Marianne Williamson, the bestselling author, activist, and spiritual leader who is running to be the democratic nominee for president in 2020, got big applause when she defended her plan to give reparations to the tune of $200 to 500 billion to the descendants of African-American slaves at Tuesday night’s debates.
She launched her answer by correcting CNN correspondent Don Lemon’s phrasing of the question, asserting that the billions would not be “financial assistance,” but rather “a debt that is owed.”
She went on:
“It is time for us to simply realize that this country will not heal. All that a country is is a collection of people. People heal when there’s deep truth telling. We need to recognize when it comes to the economic gap between blacks and whites in America, it does come from a great injustice that has never been dealt with.

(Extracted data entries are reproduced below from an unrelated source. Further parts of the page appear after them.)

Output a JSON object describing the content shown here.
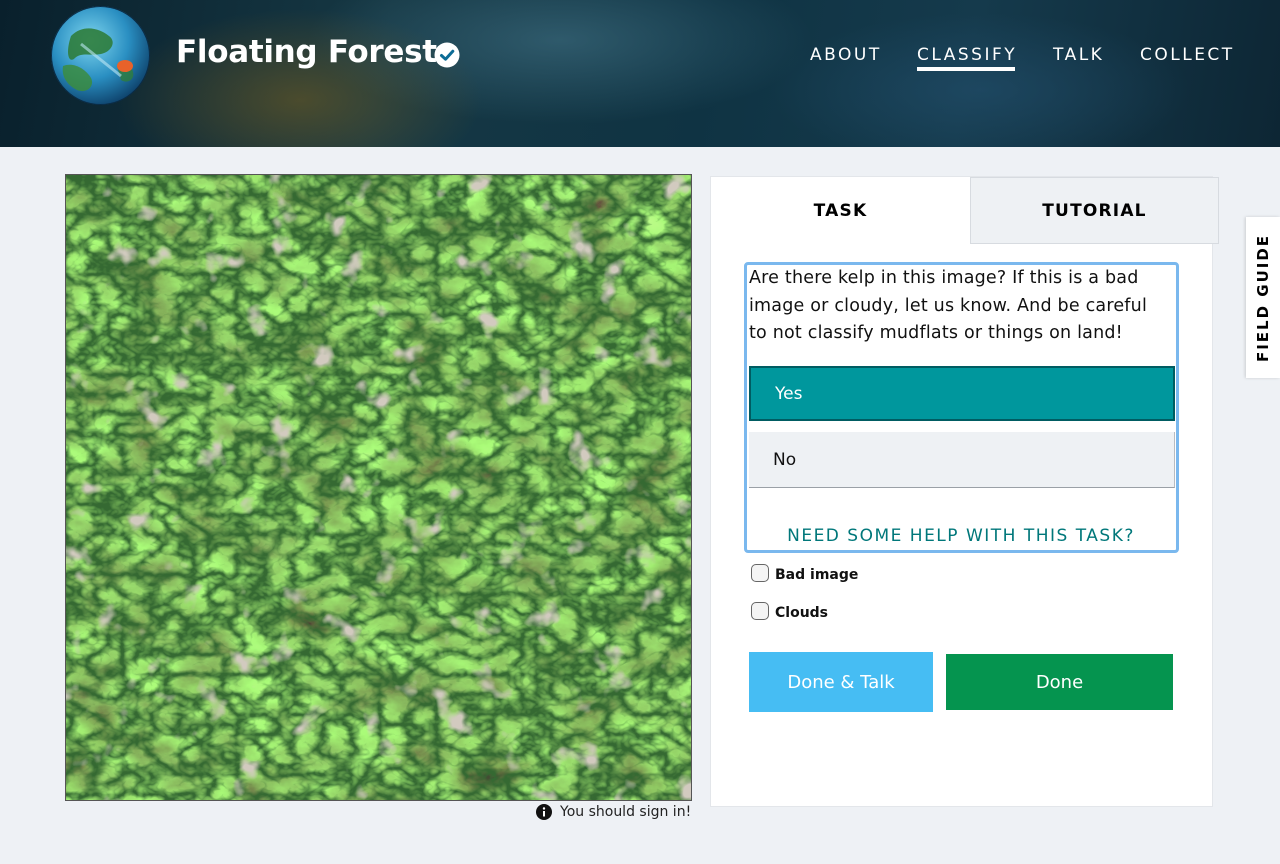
{
  "header": {
    "site_title": "Floating Forests",
    "verified_icon": "check-circle-icon",
    "logo_icon": "earth-globe-logo",
    "nav": {
      "about": "ABOUT",
      "classify": "CLASSIFY",
      "talk": "TALK",
      "collect": "COLLECT",
      "active": "classify"
    }
  },
  "subject": {
    "image_icon": "satellite-image",
    "signin_icon": "info-circle-icon",
    "signin_text": "You should sign in!"
  },
  "panel": {
    "tabs": {
      "task": "TASK",
      "tutorial": "TUTORIAL",
      "active": "task"
    },
    "question": "Are there kelp in this image? If this is a bad image or cloudy, let us know. And be careful to not classify mudflats or things on land!",
    "answers": {
      "yes": "Yes",
      "no": "No",
      "selected": "yes"
    },
    "help_link": "NEED SOME HELP WITH THIS TASK?",
    "checkboxes": {
      "bad_image": "Bad image",
      "clouds": "Clouds"
    },
    "buttons": {
      "done_talk": "Done & Talk",
      "done": "Done"
    }
  },
  "field_guide": {
    "label": "FIELD GUIDE"
  },
  "colors": {
    "selected_answer": "#00979d",
    "done_button": "#05944f",
    "done_talk_button": "#46bdf3",
    "task_outline": "#7ab8ee",
    "help_link": "#00777a"
  }
}
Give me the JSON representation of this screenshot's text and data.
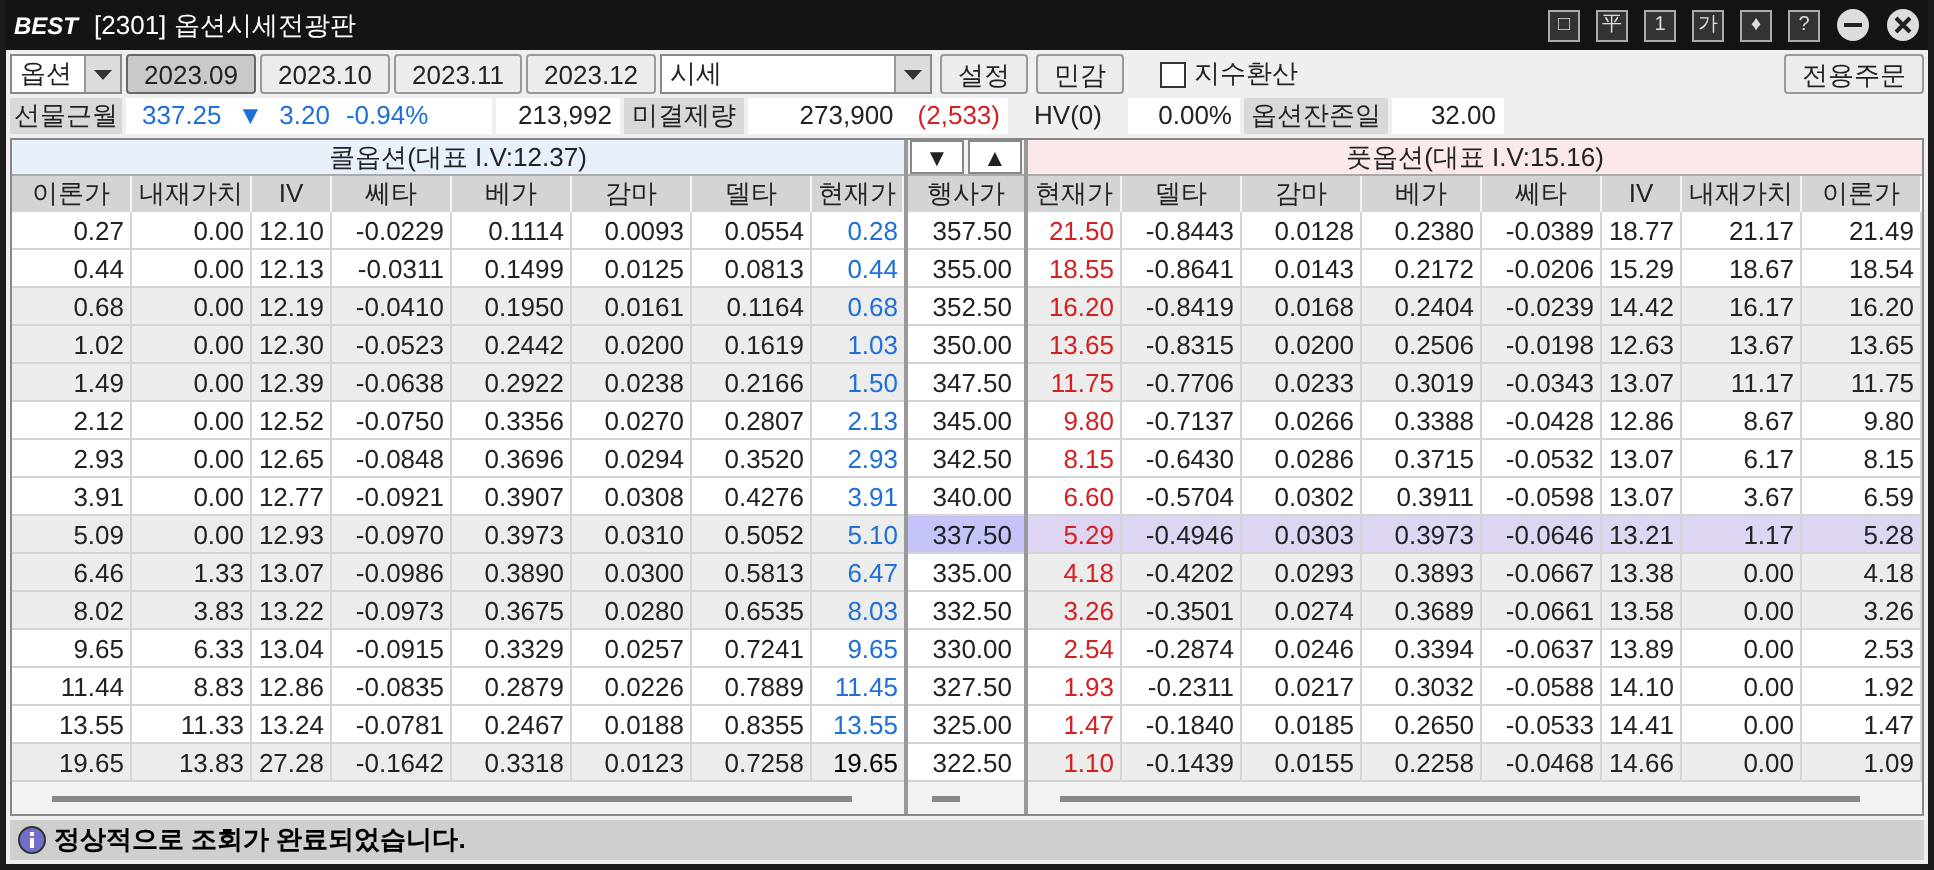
{
  "window": {
    "logo": "BEST",
    "title": "[2301] 옵션시세전광판",
    "tool_buttons": [
      "□",
      "平",
      "1",
      "가",
      "♦",
      "?"
    ]
  },
  "toolbar": {
    "product": "옵션",
    "months": [
      {
        "label": "2023.09",
        "selected": true
      },
      {
        "label": "2023.10",
        "selected": false
      },
      {
        "label": "2023.11",
        "selected": false
      },
      {
        "label": "2023.12",
        "selected": false
      }
    ],
    "view": "시세",
    "buttons": [
      "설정",
      "민감"
    ],
    "index_convert": {
      "label": "지수환산",
      "checked": false
    },
    "order_button": "전용주문"
  },
  "info": {
    "futures_label": "선물근월",
    "futures_price": "337.25",
    "futures_arrow": "▼",
    "futures_change": "3.20",
    "futures_rate": "-0.94%",
    "futures_volume": "213,992",
    "oi_label": "미결제량",
    "oi_value": "273,900",
    "oi_change": "(2,533)",
    "hv_label": "HV(0)",
    "hv_value": "0.00%",
    "days_label": "옵션잔존일",
    "days_value": "32.00"
  },
  "call_title": "콜옵션(대표 I.V:12.37)",
  "put_title": "풋옵션(대표 I.V:15.16)",
  "sort_buttons": [
    "▼",
    "▲"
  ],
  "call_columns": [
    "이론가",
    "내재가치",
    "IV",
    "쎄타",
    "베가",
    "감마",
    "델타",
    "현재가"
  ],
  "strike_column": "행사가",
  "put_columns": [
    "현재가",
    "델타",
    "감마",
    "베가",
    "쎄타",
    "IV",
    "내재가치",
    "이론가"
  ],
  "rows": [
    {
      "strike": "357.50",
      "shaded": false,
      "selected": false,
      "call": [
        "0.27",
        "0.00",
        "12.10",
        "-0.0229",
        "0.1114",
        "0.0093",
        "0.0554"
      ],
      "call_price": {
        "value": "0.28",
        "color": "#1e6fd9"
      },
      "put_price": {
        "value": "21.50",
        "color": "#d42020"
      },
      "put": [
        "-0.8443",
        "0.0128",
        "0.2380",
        "-0.0389",
        "18.77",
        "21.17",
        "21.49"
      ]
    },
    {
      "strike": "355.00",
      "shaded": false,
      "selected": false,
      "call": [
        "0.44",
        "0.00",
        "12.13",
        "-0.0311",
        "0.1499",
        "0.0125",
        "0.0813"
      ],
      "call_price": {
        "value": "0.44",
        "color": "#1e6fd9"
      },
      "put_price": {
        "value": "18.55",
        "color": "#d42020"
      },
      "put": [
        "-0.8641",
        "0.0143",
        "0.2172",
        "-0.0206",
        "15.29",
        "18.67",
        "18.54"
      ]
    },
    {
      "strike": "352.50",
      "shaded": true,
      "selected": false,
      "call": [
        "0.68",
        "0.00",
        "12.19",
        "-0.0410",
        "0.1950",
        "0.0161",
        "0.1164"
      ],
      "call_price": {
        "value": "0.68",
        "color": "#1e6fd9"
      },
      "put_price": {
        "value": "16.20",
        "color": "#d42020"
      },
      "put": [
        "-0.8419",
        "0.0168",
        "0.2404",
        "-0.0239",
        "14.42",
        "16.17",
        "16.20"
      ]
    },
    {
      "strike": "350.00",
      "shaded": true,
      "selected": false,
      "call": [
        "1.02",
        "0.00",
        "12.30",
        "-0.0523",
        "0.2442",
        "0.0200",
        "0.1619"
      ],
      "call_price": {
        "value": "1.03",
        "color": "#1e6fd9"
      },
      "put_price": {
        "value": "13.65",
        "color": "#d42020"
      },
      "put": [
        "-0.8315",
        "0.0200",
        "0.2506",
        "-0.0198",
        "12.63",
        "13.67",
        "13.65"
      ]
    },
    {
      "strike": "347.50",
      "shaded": true,
      "selected": false,
      "call": [
        "1.49",
        "0.00",
        "12.39",
        "-0.0638",
        "0.2922",
        "0.0238",
        "0.2166"
      ],
      "call_price": {
        "value": "1.50",
        "color": "#1e6fd9"
      },
      "put_price": {
        "value": "11.75",
        "color": "#d42020"
      },
      "put": [
        "-0.7706",
        "0.0233",
        "0.3019",
        "-0.0343",
        "13.07",
        "11.17",
        "11.75"
      ]
    },
    {
      "strike": "345.00",
      "shaded": false,
      "selected": false,
      "call": [
        "2.12",
        "0.00",
        "12.52",
        "-0.0750",
        "0.3356",
        "0.0270",
        "0.2807"
      ],
      "call_price": {
        "value": "2.13",
        "color": "#1e6fd9"
      },
      "put_price": {
        "value": "9.80",
        "color": "#d42020"
      },
      "put": [
        "-0.7137",
        "0.0266",
        "0.3388",
        "-0.0428",
        "12.86",
        "8.67",
        "9.80"
      ]
    },
    {
      "strike": "342.50",
      "shaded": false,
      "selected": false,
      "call": [
        "2.93",
        "0.00",
        "12.65",
        "-0.0848",
        "0.3696",
        "0.0294",
        "0.3520"
      ],
      "call_price": {
        "value": "2.93",
        "color": "#1e6fd9"
      },
      "put_price": {
        "value": "8.15",
        "color": "#d42020"
      },
      "put": [
        "-0.6430",
        "0.0286",
        "0.3715",
        "-0.0532",
        "13.07",
        "6.17",
        "8.15"
      ]
    },
    {
      "strike": "340.00",
      "shaded": false,
      "selected": false,
      "call": [
        "3.91",
        "0.00",
        "12.77",
        "-0.0921",
        "0.3907",
        "0.0308",
        "0.4276"
      ],
      "call_price": {
        "value": "3.91",
        "color": "#1e6fd9"
      },
      "put_price": {
        "value": "6.60",
        "color": "#d42020"
      },
      "put": [
        "-0.5704",
        "0.0302",
        "0.3911",
        "-0.0598",
        "13.07",
        "3.67",
        "6.59"
      ]
    },
    {
      "strike": "337.50",
      "shaded": true,
      "selected": true,
      "call": [
        "5.09",
        "0.00",
        "12.93",
        "-0.0970",
        "0.3973",
        "0.0310",
        "0.5052"
      ],
      "call_price": {
        "value": "5.10",
        "color": "#1e6fd9"
      },
      "put_price": {
        "value": "5.29",
        "color": "#d42020"
      },
      "put": [
        "-0.4946",
        "0.0303",
        "0.3973",
        "-0.0646",
        "13.21",
        "1.17",
        "5.28"
      ]
    },
    {
      "strike": "335.00",
      "shaded": true,
      "selected": false,
      "call": [
        "6.46",
        "1.33",
        "13.07",
        "-0.0986",
        "0.3890",
        "0.0300",
        "0.5813"
      ],
      "call_price": {
        "value": "6.47",
        "color": "#1e6fd9"
      },
      "put_price": {
        "value": "4.18",
        "color": "#d42020"
      },
      "put": [
        "-0.4202",
        "0.0293",
        "0.3893",
        "-0.0667",
        "13.38",
        "0.00",
        "4.18"
      ]
    },
    {
      "strike": "332.50",
      "shaded": true,
      "selected": false,
      "call": [
        "8.02",
        "3.83",
        "13.22",
        "-0.0973",
        "0.3675",
        "0.0280",
        "0.6535"
      ],
      "call_price": {
        "value": "8.03",
        "color": "#1e6fd9"
      },
      "put_price": {
        "value": "3.26",
        "color": "#d42020"
      },
      "put": [
        "-0.3501",
        "0.0274",
        "0.3689",
        "-0.0661",
        "13.58",
        "0.00",
        "3.26"
      ]
    },
    {
      "strike": "330.00",
      "shaded": false,
      "selected": false,
      "call": [
        "9.65",
        "6.33",
        "13.04",
        "-0.0915",
        "0.3329",
        "0.0257",
        "0.7241"
      ],
      "call_price": {
        "value": "9.65",
        "color": "#1e6fd9"
      },
      "put_price": {
        "value": "2.54",
        "color": "#d42020"
      },
      "put": [
        "-0.2874",
        "0.0246",
        "0.3394",
        "-0.0637",
        "13.89",
        "0.00",
        "2.53"
      ]
    },
    {
      "strike": "327.50",
      "shaded": false,
      "selected": false,
      "call": [
        "11.44",
        "8.83",
        "12.86",
        "-0.0835",
        "0.2879",
        "0.0226",
        "0.7889"
      ],
      "call_price": {
        "value": "11.45",
        "color": "#1e6fd9"
      },
      "put_price": {
        "value": "1.93",
        "color": "#d42020"
      },
      "put": [
        "-0.2311",
        "0.0217",
        "0.3032",
        "-0.0588",
        "14.10",
        "0.00",
        "1.92"
      ]
    },
    {
      "strike": "325.00",
      "shaded": false,
      "selected": false,
      "call": [
        "13.55",
        "11.33",
        "13.24",
        "-0.0781",
        "0.2467",
        "0.0188",
        "0.8355"
      ],
      "call_price": {
        "value": "13.55",
        "color": "#1e6fd9"
      },
      "put_price": {
        "value": "1.47",
        "color": "#d42020"
      },
      "put": [
        "-0.1840",
        "0.0185",
        "0.2650",
        "-0.0533",
        "14.41",
        "0.00",
        "1.47"
      ]
    },
    {
      "strike": "322.50",
      "shaded": true,
      "selected": false,
      "call": [
        "19.65",
        "13.83",
        "27.28",
        "-0.1642",
        "0.3318",
        "0.0123",
        "0.7258"
      ],
      "call_price": {
        "value": "19.65",
        "color": "#000000"
      },
      "put_price": {
        "value": "1.10",
        "color": "#d42020"
      },
      "put": [
        "-0.1439",
        "0.0155",
        "0.2258",
        "-0.0468",
        "14.66",
        "0.00",
        "1.09"
      ]
    }
  ],
  "status": "정상적으로 조회가 완료되었습니다."
}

That great injustice has had to do with the fact that there was 250 years of slavery, followed by another 100 years of domestic terrorism.”
This topic has had a home on Williamson’s podiums, pulpits, and pages for decades. In her 2000 book, Healing the Soul of America: Reclaiming our Voices as Spiritual Citizens, she wrote:
“An apology is the yin we need, and serious restitution is the yang. When African Americans say the word ‘reparations,’ you’d think they had suggested something completely outrageous. But the general concept is legitimate … Nothing short of a massive investment in America’s African-American poor—the true legacy of slavery—is a responsible sign of America’s willingness to heal itself racially.”
Williamson has also discussed the importance of atonement and apology when it comes to America’s racist history. A 2001 Detroit Metro Times cover story describes how Williamson, then the leader of a non-denominational church in Detroit, “asked all the African-Americans in the church to stand up. Then she invited the white people near them to take their hands, look them in the eye, and apologize for the suffering and humiliation that the nation’s racism had caused them and their people.” The apologies got mixed reactions, as did her more recent attempts.
Although Williamson has made reparations one of her few clear talking points when it comes to policy, she came across as surprisingly unsupportive of H.R. 40, the bill to establish a commission to study and consider a national apology and a plan for reparations.
Lemon specifically phrased his question to ask Williamson what qualified her—rather than a commission—to calculate the $200 to $500 billion figure that she frequently references, and although her answer communicated her serious regard for reparations, it came across as dismissive of the activists and politicians who have been fighting for a commission in Washington.
“We don’t need another commission to look at evidence,” she said, and added that her math was derived from the 40 acres and a mule that slaves never received, and that the $200 to 500 billion sum was “politically feasible.”